Media Centres

There are two main distros available here  - Raspbmc and OpenELEC.  Both of these are completely self-contained XMBC operating systems - i.e. they boot directly into XMBC without providing the user with a desktop.  The benefit here is that 100% of the Pi's processing power, memory, etc., is put towards XMBC, rather than shared between a XMBC and a full desktop OS.

First glance - nice, stable distro, easy to install (standard image as well as automated installer), works well.  Raspbmc was created for one single purpose - running the XMBC Media Centre on a Raspberry Pi.  You can start by heading over to the website.  Under the downloads section you'll find several options which I'll try explain.

Windows/Mac OS X Installer
This will download a standalone installer that, when run, will download the latest image and write it to the SD card.  Couldn't be simpler.

When the installer is run you'll be presented with the screen above.  Simply select the relevant device, accept the license agreement and click install.  The latest image will be downloaded and applied to the SD card.  Once the installation is complete you'll see this image:

Network Installer
This is a image that you'll need to write to the SD card yourself, and will need to ensure your Pi has network connectivity.  Once it boots up it'll connect to the Raspbmc site, download the latest image and apply it to the SD card.  A little more work on your side, but a very clean approach, making sure that the latest image available at the time of first launching your Pi is applied, rather than the image available at the time you download the installer.  Not necessarily a big issue for everyone, but there are scenarios where this might be beneficial.

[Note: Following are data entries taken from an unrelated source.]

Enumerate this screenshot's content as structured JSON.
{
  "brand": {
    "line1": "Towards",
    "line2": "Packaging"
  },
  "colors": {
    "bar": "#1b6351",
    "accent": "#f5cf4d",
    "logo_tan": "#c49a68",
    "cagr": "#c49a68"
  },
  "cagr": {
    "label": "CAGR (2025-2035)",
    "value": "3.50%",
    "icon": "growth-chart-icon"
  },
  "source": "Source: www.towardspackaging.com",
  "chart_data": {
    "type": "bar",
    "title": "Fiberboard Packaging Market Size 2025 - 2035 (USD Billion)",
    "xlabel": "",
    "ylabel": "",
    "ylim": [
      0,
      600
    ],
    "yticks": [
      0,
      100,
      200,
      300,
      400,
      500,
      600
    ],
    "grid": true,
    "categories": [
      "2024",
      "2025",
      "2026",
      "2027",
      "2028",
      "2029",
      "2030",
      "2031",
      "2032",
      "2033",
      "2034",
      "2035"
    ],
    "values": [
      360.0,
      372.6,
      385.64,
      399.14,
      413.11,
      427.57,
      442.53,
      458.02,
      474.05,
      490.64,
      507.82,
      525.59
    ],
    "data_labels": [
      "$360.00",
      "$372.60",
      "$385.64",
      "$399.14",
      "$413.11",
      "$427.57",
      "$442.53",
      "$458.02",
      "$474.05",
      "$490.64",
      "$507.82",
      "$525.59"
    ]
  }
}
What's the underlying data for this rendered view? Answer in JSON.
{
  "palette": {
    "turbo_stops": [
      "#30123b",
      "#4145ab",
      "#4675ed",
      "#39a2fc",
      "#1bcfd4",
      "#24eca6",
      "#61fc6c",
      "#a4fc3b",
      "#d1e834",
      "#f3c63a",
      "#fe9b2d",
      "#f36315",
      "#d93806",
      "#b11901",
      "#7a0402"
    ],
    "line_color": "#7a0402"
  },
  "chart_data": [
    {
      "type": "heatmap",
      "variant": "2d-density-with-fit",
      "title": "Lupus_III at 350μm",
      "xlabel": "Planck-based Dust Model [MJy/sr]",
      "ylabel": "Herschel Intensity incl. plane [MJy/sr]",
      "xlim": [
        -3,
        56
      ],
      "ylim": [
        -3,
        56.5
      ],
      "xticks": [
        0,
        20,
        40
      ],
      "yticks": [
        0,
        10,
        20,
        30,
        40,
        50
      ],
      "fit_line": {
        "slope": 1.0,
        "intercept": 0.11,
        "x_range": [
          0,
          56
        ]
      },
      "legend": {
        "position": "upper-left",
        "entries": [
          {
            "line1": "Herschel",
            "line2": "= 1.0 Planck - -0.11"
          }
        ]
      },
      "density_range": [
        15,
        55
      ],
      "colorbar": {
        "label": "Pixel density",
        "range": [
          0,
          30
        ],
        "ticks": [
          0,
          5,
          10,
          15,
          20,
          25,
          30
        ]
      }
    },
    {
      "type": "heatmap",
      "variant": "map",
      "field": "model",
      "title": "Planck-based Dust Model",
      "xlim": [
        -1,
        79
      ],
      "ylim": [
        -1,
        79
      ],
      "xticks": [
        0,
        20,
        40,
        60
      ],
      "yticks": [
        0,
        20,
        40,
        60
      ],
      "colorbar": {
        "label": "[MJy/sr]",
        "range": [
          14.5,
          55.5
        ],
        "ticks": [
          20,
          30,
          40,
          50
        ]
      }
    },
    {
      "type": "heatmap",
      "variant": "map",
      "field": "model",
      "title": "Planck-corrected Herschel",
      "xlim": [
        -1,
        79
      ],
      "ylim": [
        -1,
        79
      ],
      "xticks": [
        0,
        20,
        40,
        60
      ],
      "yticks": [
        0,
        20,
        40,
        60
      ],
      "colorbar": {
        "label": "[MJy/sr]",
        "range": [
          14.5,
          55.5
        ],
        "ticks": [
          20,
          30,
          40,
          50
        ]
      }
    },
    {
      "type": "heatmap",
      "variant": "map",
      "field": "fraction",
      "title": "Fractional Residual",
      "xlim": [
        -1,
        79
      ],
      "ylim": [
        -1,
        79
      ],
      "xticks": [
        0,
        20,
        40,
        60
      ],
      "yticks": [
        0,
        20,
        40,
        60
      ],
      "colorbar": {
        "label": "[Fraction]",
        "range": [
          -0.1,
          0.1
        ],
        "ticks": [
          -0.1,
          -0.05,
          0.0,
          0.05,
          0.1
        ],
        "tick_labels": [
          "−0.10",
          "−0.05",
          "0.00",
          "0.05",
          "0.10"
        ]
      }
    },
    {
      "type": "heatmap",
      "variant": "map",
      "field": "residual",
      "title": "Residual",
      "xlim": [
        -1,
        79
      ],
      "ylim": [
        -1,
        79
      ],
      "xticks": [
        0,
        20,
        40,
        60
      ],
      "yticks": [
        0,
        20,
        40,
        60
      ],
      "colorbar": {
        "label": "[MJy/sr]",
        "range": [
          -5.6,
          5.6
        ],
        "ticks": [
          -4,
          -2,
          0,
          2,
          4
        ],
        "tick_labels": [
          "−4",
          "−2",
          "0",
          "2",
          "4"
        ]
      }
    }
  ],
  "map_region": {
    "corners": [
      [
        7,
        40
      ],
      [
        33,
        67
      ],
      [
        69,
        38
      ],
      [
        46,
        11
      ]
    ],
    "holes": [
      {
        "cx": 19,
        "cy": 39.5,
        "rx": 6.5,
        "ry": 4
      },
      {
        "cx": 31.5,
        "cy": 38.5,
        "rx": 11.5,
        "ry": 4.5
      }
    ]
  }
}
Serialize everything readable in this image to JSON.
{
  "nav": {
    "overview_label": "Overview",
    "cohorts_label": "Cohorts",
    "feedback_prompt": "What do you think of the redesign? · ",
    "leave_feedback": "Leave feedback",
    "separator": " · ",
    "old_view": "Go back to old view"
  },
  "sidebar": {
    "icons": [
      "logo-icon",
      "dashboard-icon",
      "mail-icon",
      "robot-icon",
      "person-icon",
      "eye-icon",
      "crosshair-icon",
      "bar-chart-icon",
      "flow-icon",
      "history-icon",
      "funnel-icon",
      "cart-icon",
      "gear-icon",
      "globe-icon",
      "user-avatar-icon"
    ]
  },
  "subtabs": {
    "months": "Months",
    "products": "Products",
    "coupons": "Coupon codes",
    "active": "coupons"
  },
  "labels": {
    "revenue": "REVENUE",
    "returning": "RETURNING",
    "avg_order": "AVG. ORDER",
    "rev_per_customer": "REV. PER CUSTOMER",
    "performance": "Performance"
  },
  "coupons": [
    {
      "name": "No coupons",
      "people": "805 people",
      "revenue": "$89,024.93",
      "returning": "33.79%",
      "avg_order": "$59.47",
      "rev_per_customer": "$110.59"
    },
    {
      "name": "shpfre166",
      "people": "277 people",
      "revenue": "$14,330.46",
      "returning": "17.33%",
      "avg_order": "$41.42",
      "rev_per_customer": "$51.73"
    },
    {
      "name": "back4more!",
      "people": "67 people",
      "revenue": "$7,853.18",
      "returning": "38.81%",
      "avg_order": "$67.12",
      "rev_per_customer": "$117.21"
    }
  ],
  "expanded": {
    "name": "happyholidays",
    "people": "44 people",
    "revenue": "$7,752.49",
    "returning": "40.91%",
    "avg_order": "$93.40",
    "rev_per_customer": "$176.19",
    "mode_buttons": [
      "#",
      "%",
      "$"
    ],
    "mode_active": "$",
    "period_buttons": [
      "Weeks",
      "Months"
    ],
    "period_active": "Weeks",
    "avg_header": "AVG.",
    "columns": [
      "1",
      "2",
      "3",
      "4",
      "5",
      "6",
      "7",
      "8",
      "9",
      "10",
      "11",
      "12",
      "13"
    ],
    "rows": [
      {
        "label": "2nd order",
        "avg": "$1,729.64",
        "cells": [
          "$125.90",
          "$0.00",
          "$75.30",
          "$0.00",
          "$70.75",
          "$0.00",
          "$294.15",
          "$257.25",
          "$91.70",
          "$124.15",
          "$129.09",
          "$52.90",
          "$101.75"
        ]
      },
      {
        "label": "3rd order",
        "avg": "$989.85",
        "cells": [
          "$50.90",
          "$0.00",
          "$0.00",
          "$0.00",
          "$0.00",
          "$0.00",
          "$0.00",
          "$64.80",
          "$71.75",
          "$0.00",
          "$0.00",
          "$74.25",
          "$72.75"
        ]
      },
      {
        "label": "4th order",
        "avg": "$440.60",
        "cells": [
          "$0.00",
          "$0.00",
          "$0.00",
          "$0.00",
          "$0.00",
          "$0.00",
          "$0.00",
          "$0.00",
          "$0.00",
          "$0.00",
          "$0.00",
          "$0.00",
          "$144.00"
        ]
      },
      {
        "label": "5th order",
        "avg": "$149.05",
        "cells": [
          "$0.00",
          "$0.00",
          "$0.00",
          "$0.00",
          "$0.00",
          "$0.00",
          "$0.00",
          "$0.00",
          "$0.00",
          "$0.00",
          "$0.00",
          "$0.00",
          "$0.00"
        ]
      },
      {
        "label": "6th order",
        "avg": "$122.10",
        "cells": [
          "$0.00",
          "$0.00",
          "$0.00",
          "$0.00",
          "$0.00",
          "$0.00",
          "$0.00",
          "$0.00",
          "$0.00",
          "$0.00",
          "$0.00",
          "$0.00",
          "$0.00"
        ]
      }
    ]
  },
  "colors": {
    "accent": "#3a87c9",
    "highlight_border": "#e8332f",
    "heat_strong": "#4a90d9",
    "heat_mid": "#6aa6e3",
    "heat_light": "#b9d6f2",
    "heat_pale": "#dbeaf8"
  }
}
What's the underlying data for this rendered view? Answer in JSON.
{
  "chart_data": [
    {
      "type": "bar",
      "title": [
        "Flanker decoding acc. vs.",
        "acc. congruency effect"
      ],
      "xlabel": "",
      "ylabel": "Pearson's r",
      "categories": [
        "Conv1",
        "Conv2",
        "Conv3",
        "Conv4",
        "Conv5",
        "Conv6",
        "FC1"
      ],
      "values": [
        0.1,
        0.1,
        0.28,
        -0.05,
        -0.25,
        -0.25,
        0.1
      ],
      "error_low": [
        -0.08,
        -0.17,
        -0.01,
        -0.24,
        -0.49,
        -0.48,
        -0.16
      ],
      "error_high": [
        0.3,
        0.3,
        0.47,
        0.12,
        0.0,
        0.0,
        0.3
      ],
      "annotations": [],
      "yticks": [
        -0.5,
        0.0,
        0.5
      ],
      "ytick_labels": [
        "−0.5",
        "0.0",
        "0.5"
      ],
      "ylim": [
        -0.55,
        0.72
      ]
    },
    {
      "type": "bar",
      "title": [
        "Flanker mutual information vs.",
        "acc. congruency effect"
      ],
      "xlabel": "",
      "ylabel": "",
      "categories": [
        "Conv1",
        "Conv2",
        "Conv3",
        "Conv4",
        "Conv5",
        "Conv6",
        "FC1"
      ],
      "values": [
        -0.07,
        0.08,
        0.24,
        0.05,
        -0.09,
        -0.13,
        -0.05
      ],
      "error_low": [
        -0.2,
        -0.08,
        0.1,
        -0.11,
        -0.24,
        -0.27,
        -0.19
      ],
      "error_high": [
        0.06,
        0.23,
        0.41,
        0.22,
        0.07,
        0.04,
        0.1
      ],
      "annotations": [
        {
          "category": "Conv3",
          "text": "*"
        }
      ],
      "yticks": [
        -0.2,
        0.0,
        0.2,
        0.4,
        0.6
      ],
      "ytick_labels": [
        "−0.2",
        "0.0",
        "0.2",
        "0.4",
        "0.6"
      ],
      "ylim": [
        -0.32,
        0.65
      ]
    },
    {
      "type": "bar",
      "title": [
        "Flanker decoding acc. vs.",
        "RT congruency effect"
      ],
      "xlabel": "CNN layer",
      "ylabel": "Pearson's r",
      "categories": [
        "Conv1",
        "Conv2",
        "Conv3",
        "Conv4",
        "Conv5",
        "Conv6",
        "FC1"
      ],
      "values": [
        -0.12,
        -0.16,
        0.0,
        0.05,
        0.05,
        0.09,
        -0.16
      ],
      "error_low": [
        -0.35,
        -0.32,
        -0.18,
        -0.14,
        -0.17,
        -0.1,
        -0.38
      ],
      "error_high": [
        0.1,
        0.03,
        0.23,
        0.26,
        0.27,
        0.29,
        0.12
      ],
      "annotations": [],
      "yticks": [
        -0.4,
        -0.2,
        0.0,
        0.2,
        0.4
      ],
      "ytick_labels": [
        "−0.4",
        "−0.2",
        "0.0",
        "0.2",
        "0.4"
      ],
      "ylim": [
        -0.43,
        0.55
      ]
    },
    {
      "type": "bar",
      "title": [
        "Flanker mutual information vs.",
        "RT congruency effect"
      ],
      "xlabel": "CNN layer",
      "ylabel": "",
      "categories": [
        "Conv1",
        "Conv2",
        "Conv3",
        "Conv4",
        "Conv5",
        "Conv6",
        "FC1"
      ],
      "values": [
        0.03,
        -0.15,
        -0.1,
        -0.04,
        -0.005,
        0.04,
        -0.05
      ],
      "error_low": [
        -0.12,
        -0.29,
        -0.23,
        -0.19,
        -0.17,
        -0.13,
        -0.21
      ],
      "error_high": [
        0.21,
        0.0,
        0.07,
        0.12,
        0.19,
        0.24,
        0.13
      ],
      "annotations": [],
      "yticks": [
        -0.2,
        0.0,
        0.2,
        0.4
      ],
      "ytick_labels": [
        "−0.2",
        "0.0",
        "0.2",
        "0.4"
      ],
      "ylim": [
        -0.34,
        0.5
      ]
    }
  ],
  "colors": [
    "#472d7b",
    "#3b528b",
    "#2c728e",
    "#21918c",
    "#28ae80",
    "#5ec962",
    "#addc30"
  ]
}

To write the image you'll need DD for Windows.  You can find the details here - just substitute the image names where relevant.

Standalone Image
As with the Network Installer this is an image you'll need to write to the SD card yourself, although this is the full image you'll download, so you run the chance of using an out of date image.  If you're slightly OCD like me, this somehow seems like the preferred method as you know exactly what you're writing to the card!
As with the network installer above, if you need help writing an image to your SD card then take a look here.

First glance - pretty much the same as Raspbmc, nice and stable.  Slightly more work to install, but works well.  OpenELEC is slightly different from Raspbmc in that it is a well know, stable Linux-based XMBC solution targeted at any number of platforms.  The installation process is more manual here.  The website has a great tutorial but you'll essentially need to get the latest code, compile and build the solution.

Luckily, there are people out there that are more than happy to do that for us on a daily basis!  Have a look at Chris Swan's blog, also detailing compiling and building the latest OpenELEC version.  Chris kindly posts a daily build of both the compiled code as well as an image ready to be written to your SD card (thanks Chris!)

As with the other options above, use this info to write the image to your SD card.

I'll post feedback following my testing


  1. Hi Tass, I'm very interested in buying a Pi together with a PiBow case to do some tinkering.

    I currently have a dell zino hd410 handling my media center needs but I'm sucker for geek tech so yeah... ;)
    What I would like to know is how well does the Pi play SD mpeg-2 video/audio. I hear there are a lot of issues with sound? Did you have any? I still have to see a descent review/test video on Youtube so it's making me question it's potential as media center. (I'm sure it serves other purposes perfectly but this one interests me the most)



    *sorry for spelling errors :)

    1. Hi Stanny

      Now what I've got my wireless us and running I've played around with my media centre and my audio seems fine, although my media mainly consists of h264 & divx. I'll dig a bit and see if I can find some mpeg-2 and try it out.

  2. Hi Stanny

    Sorry, I haven't had a chance to play around with much streaming - the wireless card I've tried is playing up. I'm aiming to pick one up at Maplin this weekend (apparently they work well). I'll try give you some feedback soon.